Judging by this comment however, it seems that Instagram cookies aren't secure and that that's how they were able to get into my Insta, but not other accounts?

So if I understand correctly, this most likely only affects sites where you were automatically logged in based on (unsecure) cookies?

[sandsmark]

So if I understand correctly, this most likely only affects sites where you were automatically logged in based on (unsecure) cookies?

I'd assume everywhere you didn't have to type your password every time you opened the page, i. e. with session cookies

[fiic5883]

Judging by this comment however, it seems that Instagram cookies aren't secure and that that's how they were able to get into my Insta, but not other accounts?

So if I understand correctly, this most likely only affects sites where you were automatically logged in based on (unsecure) cookies?

You misunderstood it. In short, cookie are there to remember you every page load (among other uses). This affect every sites that don't tell you to re login every 5, 10, 15 minutes or so. The reason only Instagram got affected maybe because they only targeted Instagram at the moment, or no one has figured out if they did something else.

[JDuesterhus]

We may have an imposter among us...

@lilcsz 's account lists from Turkey. The account also contributed to repos that bomb and spam Instagram accounts among other blackhat repos contributed to.

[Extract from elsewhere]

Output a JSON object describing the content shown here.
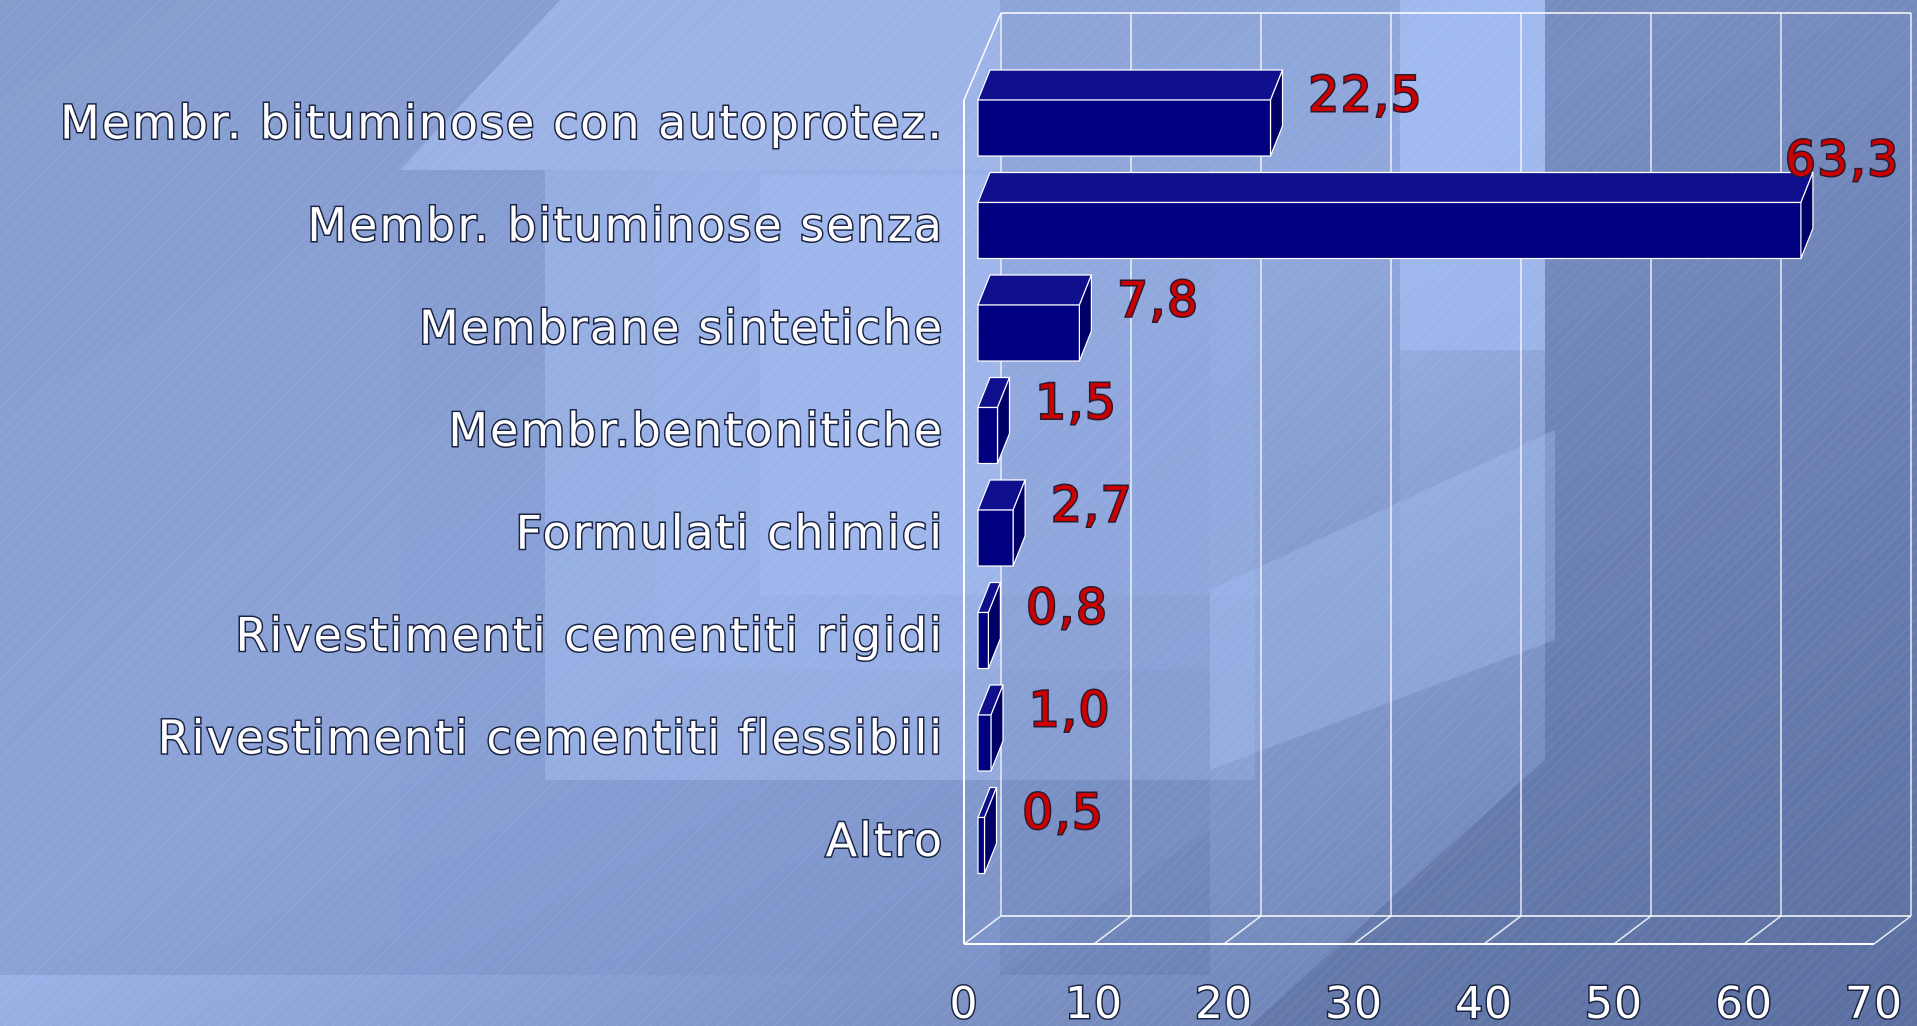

the suspect even has an anime avatar. this is the man you're looking for your honor

[ghost]

So I just got the news and don't know how to proceed. I would like some advice. I was using nano defender on google chrome which has sync enabled with my google account. I do not have any saved passwords, I always type them manually or is just already logged in with Google. Should I change every single one of my passwords starting with my google accounts? I do not use any social media.

[DADESUPER]

So I just got the news and don't know how to proceed. I would like some advice. I was using nano defender on google chrome which has sync enabled with my google account. I do not have any saved passwords, I always type them manually or is just already logged in with Google. Should I change every single one of my passwords starting with my google accounts? I do not use any social media.

For the important sites change passwords, better safe than sorry. For the other sites go on the ones you logged into, log out then back in. That should invalidate the old session cookie which the hacker could use to access the account.

As far as we know now only cookies were stolen, not passwords. But better safe than sorry. If an account is important to you and you have the time changing the password won't hurt. Deleting cookies & history in the browser settings won't fix anything and makes it harder to track down the sites you were logged into, so don't bother.

For sites that support it (such as google and facebook) there's also a button to log out of all active sessions so all cookies are automatically invalidated. However that often deletes them all but the one you're currently using, so you may still need to log out and back in. Changing password automatically invalidates all session cookies for that site.